Fátima Jardim aponta que “mulheres garantem 70%” na produção agrícola em solo nacional

joaquimjose
Out 14, 2022

A Embaixadora de Angola em Itália, Fátima Jardim, sublinhou que “as mulheres garantem 70% da produção de alimentos consumidos pela família e comunidades e nas zonas rurais” em solo nacional, na 50.ª Sessão do Comité Mundial da Segurança Alimentar e Nutricional.

Fátima Jardim, participou na 50.ª Sessão do Comité Mundial da Segurança Alimentar e Nutricional, que decorreu de 10 a 13 de Outubro, sob o lema: “Fazer a diferença na Segurança alimentar e na Nutricional”, apontando sobre contributo das mulheres na produção agrícola em solo nacional.

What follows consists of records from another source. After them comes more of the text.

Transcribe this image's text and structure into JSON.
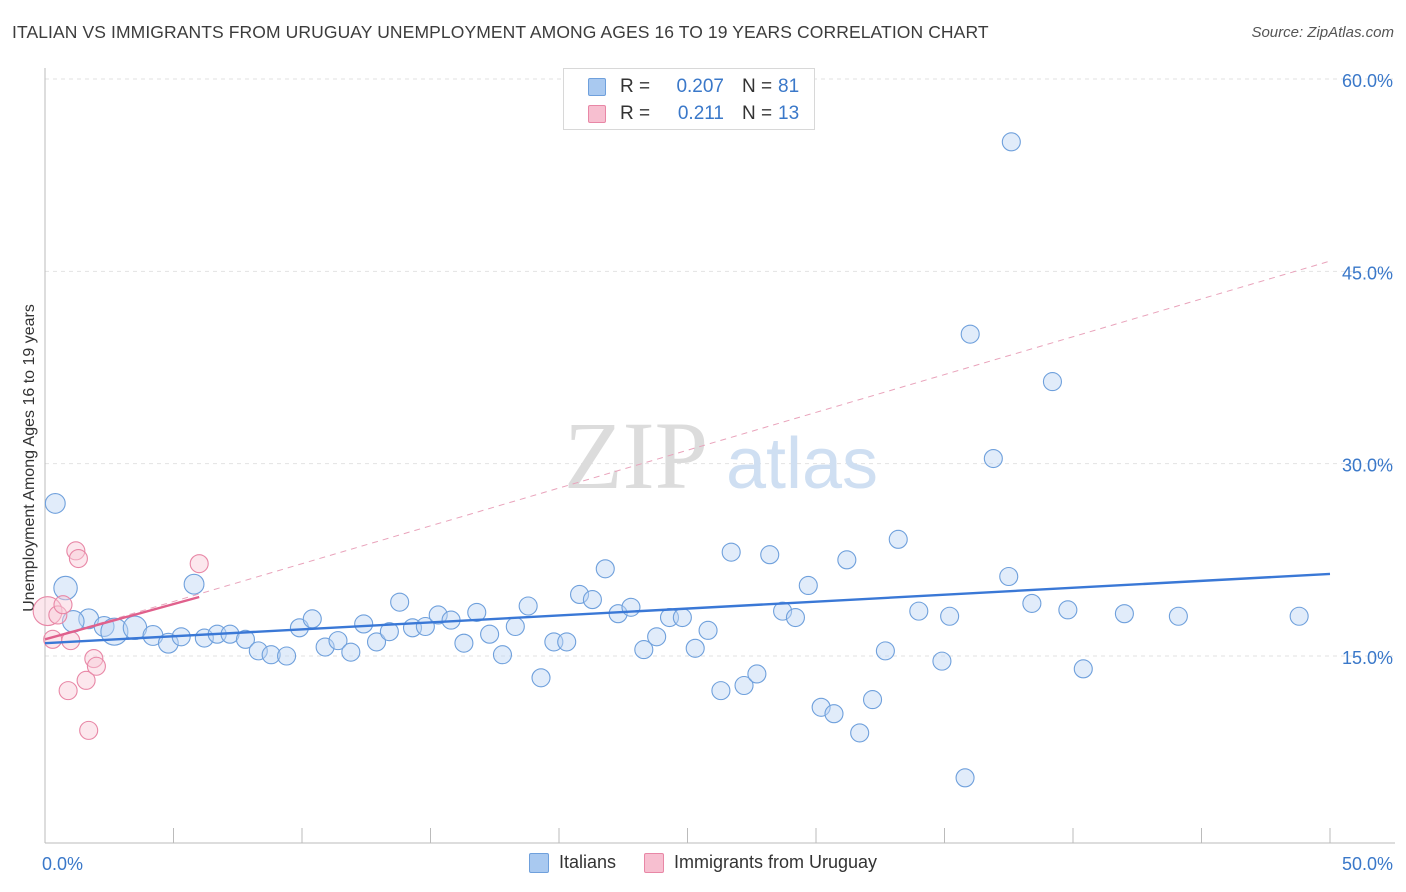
{
  "header": {
    "title": "ITALIAN VS IMMIGRANTS FROM URUGUAY UNEMPLOYMENT AMONG AGES 16 TO 19 YEARS CORRELATION CHART",
    "source": "Source: ZipAtlas.com"
  },
  "watermark": {
    "zip": "ZIP",
    "atlas": "atlas"
  },
  "legend": {
    "rows": [
      {
        "r_label": "R =",
        "r_value": "0.207",
        "n_label": "N =",
        "n_value": "81",
        "color": "#a9c9f0",
        "border": "#6fa0dc"
      },
      {
        "r_label": "R =",
        "r_value": "0.211",
        "n_label": "N =",
        "n_value": "13",
        "color": "#f7bfd0",
        "border": "#e887a6"
      }
    ],
    "bottom": [
      {
        "label": "Italians",
        "color": "#a9c9f0",
        "border": "#6fa0dc"
      },
      {
        "label": "Immigrants from Uruguay",
        "color": "#f7bfd0",
        "border": "#e887a6"
      }
    ]
  },
  "chart_data": {
    "type": "scatter",
    "title": "ITALIAN VS IMMIGRANTS FROM URUGUAY UNEMPLOYMENT AMONG AGES 16 TO 19 YEARS CORRELATION CHART",
    "xlabel": "",
    "ylabel": "Unemployment Among Ages 16 to 19 years",
    "xlim": [
      0,
      50
    ],
    "ylim": [
      0,
      62
    ],
    "x_tick_labels": [
      {
        "value": 0,
        "label": "0.0%"
      },
      {
        "value": 50,
        "label": "50.0%"
      }
    ],
    "y_tick_labels": [
      {
        "value": 15,
        "label": "15.0%"
      },
      {
        "value": 30,
        "label": "30.0%"
      },
      {
        "value": 45,
        "label": "45.0%"
      },
      {
        "value": 60,
        "label": "60.0%"
      }
    ],
    "grid": true,
    "colors": {
      "italians": "#3a78d6",
      "uruguay": "#e0608c"
    },
    "series": [
      {
        "name": "Italians",
        "points": [
          [
            0.4,
            26.9,
            1.1
          ],
          [
            0.8,
            20.3,
            1.3
          ],
          [
            1.7,
            17.9,
            1.1
          ],
          [
            2.3,
            17.3,
            1.1
          ],
          [
            1.1,
            17.7,
            1.2
          ],
          [
            2.7,
            16.9,
            1.5
          ],
          [
            3.5,
            17.2,
            1.3
          ],
          [
            4.2,
            16.6,
            1.1
          ],
          [
            4.8,
            16.0,
            1.1
          ],
          [
            5.3,
            16.5,
            1.0
          ],
          [
            5.8,
            20.6,
            1.1
          ],
          [
            6.2,
            16.4,
            1.0
          ],
          [
            6.7,
            16.7,
            1.0
          ],
          [
            7.2,
            16.7,
            1.0
          ],
          [
            7.8,
            16.3,
            1.0
          ],
          [
            8.3,
            15.4,
            1.0
          ],
          [
            8.8,
            15.1,
            1.0
          ],
          [
            9.4,
            15.0,
            1.0
          ],
          [
            9.9,
            17.2,
            1.0
          ],
          [
            10.4,
            17.9,
            1.0
          ],
          [
            10.9,
            15.7,
            1.0
          ],
          [
            11.4,
            16.2,
            1.0
          ],
          [
            11.9,
            15.3,
            1.0
          ],
          [
            12.4,
            17.5,
            1.0
          ],
          [
            12.9,
            16.1,
            1.0
          ],
          [
            13.4,
            16.9,
            1.0
          ],
          [
            13.8,
            19.2,
            1.0
          ],
          [
            14.3,
            17.2,
            1.0
          ],
          [
            14.8,
            17.3,
            1.0
          ],
          [
            15.3,
            18.2,
            1.0
          ],
          [
            15.8,
            17.8,
            1.0
          ],
          [
            16.3,
            16.0,
            1.0
          ],
          [
            16.8,
            18.4,
            1.0
          ],
          [
            17.3,
            16.7,
            1.0
          ],
          [
            17.8,
            15.1,
            1.0
          ],
          [
            18.3,
            17.3,
            1.0
          ],
          [
            18.8,
            18.9,
            1.0
          ],
          [
            19.3,
            13.3,
            1.0
          ],
          [
            19.8,
            16.1,
            1.0
          ],
          [
            20.3,
            16.1,
            1.0
          ],
          [
            20.8,
            19.8,
            1.0
          ],
          [
            21.3,
            19.4,
            1.0
          ],
          [
            21.8,
            21.8,
            1.0
          ],
          [
            22.3,
            18.3,
            1.0
          ],
          [
            22.8,
            18.8,
            1.0
          ],
          [
            23.3,
            15.5,
            1.0
          ],
          [
            23.8,
            16.5,
            1.0
          ],
          [
            24.3,
            18.0,
            1.0
          ],
          [
            24.8,
            18.0,
            1.0
          ],
          [
            25.3,
            15.6,
            1.0
          ],
          [
            25.8,
            17.0,
            1.0
          ],
          [
            26.3,
            12.3,
            1.0
          ],
          [
            26.7,
            23.1,
            1.0
          ],
          [
            27.2,
            12.7,
            1.0
          ],
          [
            27.7,
            13.6,
            1.0
          ],
          [
            28.2,
            22.9,
            1.0
          ],
          [
            28.7,
            18.5,
            1.0
          ],
          [
            29.2,
            18.0,
            1.0
          ],
          [
            29.7,
            20.5,
            1.0
          ],
          [
            30.2,
            11.0,
            1.0
          ],
          [
            30.7,
            10.5,
            1.0
          ],
          [
            31.2,
            22.5,
            1.0
          ],
          [
            31.7,
            9.0,
            1.0
          ],
          [
            32.2,
            11.6,
            1.0
          ],
          [
            32.7,
            15.4,
            1.0
          ],
          [
            33.2,
            24.1,
            1.0
          ],
          [
            34.0,
            18.5,
            1.0
          ],
          [
            34.9,
            14.6,
            1.0
          ],
          [
            35.2,
            18.1,
            1.0
          ],
          [
            35.8,
            5.5,
            1.0
          ],
          [
            36.0,
            40.1,
            1.0
          ],
          [
            36.9,
            30.4,
            1.0
          ],
          [
            37.6,
            55.1,
            1.0
          ],
          [
            37.5,
            21.2,
            1.0
          ],
          [
            38.4,
            19.1,
            1.0
          ],
          [
            39.2,
            36.4,
            1.0
          ],
          [
            39.8,
            18.6,
            1.0
          ],
          [
            40.4,
            14.0,
            1.0
          ],
          [
            42.0,
            18.3,
            1.0
          ],
          [
            44.1,
            18.1,
            1.0
          ],
          [
            48.8,
            18.1,
            1.0
          ]
        ],
        "trend": {
          "x0": 0,
          "y0": 16.0,
          "x1": 50,
          "y1": 21.4
        }
      },
      {
        "name": "Immigrants from Uruguay",
        "points": [
          [
            0.1,
            18.5,
            1.6
          ],
          [
            0.3,
            16.3,
            1.0
          ],
          [
            0.5,
            18.2,
            1.0
          ],
          [
            0.7,
            19.0,
            1.0
          ],
          [
            0.9,
            12.3,
            1.0
          ],
          [
            1.0,
            16.2,
            1.0
          ],
          [
            1.2,
            23.2,
            1.0
          ],
          [
            1.3,
            22.6,
            1.0
          ],
          [
            1.6,
            13.1,
            1.0
          ],
          [
            1.7,
            9.2,
            1.0
          ],
          [
            1.9,
            14.8,
            1.0
          ],
          [
            2.0,
            14.2,
            1.0
          ],
          [
            6.0,
            22.2,
            1.0
          ]
        ],
        "trend": {
          "x0": 0,
          "y0": 16.3,
          "x1": 6.0,
          "y1": 19.6
        },
        "trend_extended": {
          "x0": 0,
          "y0": 16.3,
          "x1": 50,
          "y1": 45.8
        }
      }
    ]
  }
}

O papel das mulheres angolanas é marcado pelas responsabilidades na educação dos filhos e na gestão das tarefas familiares, sendo por isso necessário, garantir a autonomia financeira e uma estrutura social sustentável, para melhorar as suas competências e reduzir a fome e a pobreza no país”, de acordo com uma nota enviada ao Jornal de Angola.

A Embaixadora de Angola em Itália, defendeu que Angola propõe-se a fortalecer as estruturas nacionais, com programas de integração económica e social produtiva, dialogar e interagir para melhorar o planeamento e a interacção entre os governos e todos actores, reduzir a pobreza nas famílias através do empoderamento das populações, da promoção do associativismo, microempresas e do sector cooperativo, promover investimentos agrícolas e infraestruturas para sistemas alimentares e cadeia de valor, bem como na promoção de acções para reduzir o comércio informal nas áreas rurais e produtivas e na promoção do emprego de jovens e mulheres.

Por outro lado, a Fátima Jardim agradeceu o apoio que a FAO, PAM e instituições financeiras como o Banco Mundial estão a prestar a Angola, e que contribuirá para o ajustamento e estabilidade económico-social que o nosso país procura.

O relatório do Estado de Segurança Alimentar e Nutrição no Mundo (SOFI) 2022 estima que entre 702 e 828 milhões de pessoas foram afectadas pela fome em 2021. O número cresceu cerca de 150 milhões desde o eclodir da pandemia COVID-19 – com mais 103 milhões de pessoas entre 2019 e 2020, e mais 46 milhões em 2021.